We move away from the lights of the house. The stars come alive. Cocoa stares up at them for so long I begin to think she’s hypnotized.
“It’s like a giant blanket, Robert. Millions of tiny holes. Light shining through them.”
“Shooting stars are the best. On a night like this you don’t have to wait long to see one.”
“Meteorites?”
“A rancher found one nearby. Size of a grapefruit. They say it traveled through space for millions of years. It’s in a museum now.”
“We should look for one,” she says. “When this is over.”
“Ours w
ill be the size of a watermelon.” I follow her gaze upward, hoping for fire in the night. But nothing appears, and we return to the kitchen.

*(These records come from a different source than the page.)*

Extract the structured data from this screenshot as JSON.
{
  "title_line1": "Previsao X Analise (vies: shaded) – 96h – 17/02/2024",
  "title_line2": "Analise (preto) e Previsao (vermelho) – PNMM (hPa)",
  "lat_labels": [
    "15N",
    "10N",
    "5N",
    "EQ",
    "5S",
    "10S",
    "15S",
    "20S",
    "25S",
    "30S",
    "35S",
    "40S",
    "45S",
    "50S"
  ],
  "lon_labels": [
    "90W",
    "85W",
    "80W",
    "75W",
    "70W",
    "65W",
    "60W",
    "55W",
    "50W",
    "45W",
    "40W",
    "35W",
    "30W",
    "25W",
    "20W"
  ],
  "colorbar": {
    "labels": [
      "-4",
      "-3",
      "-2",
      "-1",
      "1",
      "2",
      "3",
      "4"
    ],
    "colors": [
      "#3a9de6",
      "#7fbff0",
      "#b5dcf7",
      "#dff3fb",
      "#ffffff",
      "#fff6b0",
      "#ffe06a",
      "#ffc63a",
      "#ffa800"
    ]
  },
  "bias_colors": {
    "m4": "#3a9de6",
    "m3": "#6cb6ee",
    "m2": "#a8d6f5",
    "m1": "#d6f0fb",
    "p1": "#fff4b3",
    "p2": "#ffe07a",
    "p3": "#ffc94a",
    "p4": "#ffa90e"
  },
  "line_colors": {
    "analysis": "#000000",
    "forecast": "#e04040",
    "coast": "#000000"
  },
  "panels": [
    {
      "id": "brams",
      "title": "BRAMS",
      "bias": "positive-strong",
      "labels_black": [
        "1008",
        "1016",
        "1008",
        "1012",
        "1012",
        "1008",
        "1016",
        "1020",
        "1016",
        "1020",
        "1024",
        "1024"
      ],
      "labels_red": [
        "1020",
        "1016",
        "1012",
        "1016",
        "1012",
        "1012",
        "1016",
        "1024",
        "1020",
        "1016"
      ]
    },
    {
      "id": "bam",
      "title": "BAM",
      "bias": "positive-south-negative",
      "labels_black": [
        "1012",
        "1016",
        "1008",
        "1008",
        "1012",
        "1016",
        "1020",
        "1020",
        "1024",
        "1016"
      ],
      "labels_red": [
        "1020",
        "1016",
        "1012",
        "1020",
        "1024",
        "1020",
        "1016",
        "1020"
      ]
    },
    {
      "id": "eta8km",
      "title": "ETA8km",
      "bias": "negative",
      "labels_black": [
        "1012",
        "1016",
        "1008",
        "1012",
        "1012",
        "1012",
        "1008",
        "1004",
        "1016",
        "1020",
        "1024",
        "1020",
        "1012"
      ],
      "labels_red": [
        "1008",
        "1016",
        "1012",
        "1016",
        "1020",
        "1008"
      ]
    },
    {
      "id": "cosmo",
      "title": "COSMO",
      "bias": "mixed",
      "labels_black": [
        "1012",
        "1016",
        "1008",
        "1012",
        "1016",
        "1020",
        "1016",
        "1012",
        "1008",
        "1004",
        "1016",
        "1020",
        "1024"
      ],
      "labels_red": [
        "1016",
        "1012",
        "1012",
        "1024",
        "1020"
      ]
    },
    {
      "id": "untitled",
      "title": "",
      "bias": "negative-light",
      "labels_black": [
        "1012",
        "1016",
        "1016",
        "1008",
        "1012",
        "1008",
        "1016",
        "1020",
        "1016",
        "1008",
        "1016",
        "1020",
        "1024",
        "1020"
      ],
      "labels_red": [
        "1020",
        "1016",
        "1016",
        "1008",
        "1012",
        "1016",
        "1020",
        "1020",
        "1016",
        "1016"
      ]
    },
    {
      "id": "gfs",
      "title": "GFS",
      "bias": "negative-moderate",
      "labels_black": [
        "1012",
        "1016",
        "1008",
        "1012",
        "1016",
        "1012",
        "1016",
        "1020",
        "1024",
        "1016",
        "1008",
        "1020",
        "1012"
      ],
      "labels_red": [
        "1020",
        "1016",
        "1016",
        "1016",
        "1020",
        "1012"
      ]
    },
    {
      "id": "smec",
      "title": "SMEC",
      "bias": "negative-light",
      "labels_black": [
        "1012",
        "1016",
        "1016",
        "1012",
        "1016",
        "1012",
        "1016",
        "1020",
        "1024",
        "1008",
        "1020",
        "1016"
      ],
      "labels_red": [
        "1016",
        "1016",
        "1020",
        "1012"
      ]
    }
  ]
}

The coffee has just finished perking when car sounds get our attention. I grab a T-shirt, half expecting to see a light under Mom and Dad’s door, but there’s no sign they’re awake. Recent events have caused me sleepless nights, but all the excitement and worry and shit must be having the opposite effect on them.
We sit at the kitchen table, voices hushed. Cocoa slides her list to the captain and Pete. I study their faces, waiting for reactions, but Pete’s not exactly demonstrative, and when Captain Nelson’s only response is a mild frown, I decide he got chosen for this assignment because of his ability to keep a level head.
“Distinctive handwriting, Cocoa,” he says finally, grinning.
“I taught myself, mostly. You can read it okay?”
“Perfectly.” He glances at the phone. “Your dream prompted this?”
“So vivid. Tied to memories. Books. Photos. And movies I saw when I was younger. The memories survived the dream. I had to preserve them.”
“I found her here, writing everything down,” I say. “She wouldn’t talk to me until she was done.”
“I was not done. I simply ran out of images.”
“There’s nothing here we can use to pinpoint location or time,” Captain Nelson says.
“Sorry,” Cocoa says. “Robert thought we should call you anyway.”
On the table, Pete’s big hands make fists and open, make fists and open. “Robert was right,” he says.
“This gives us way more than we would’ve had,” the captain says. “But can I ask you a few questions?”
“Maybe they will be ones I have not asked myself.”
“I won’t guarantee that. But we’ll see.”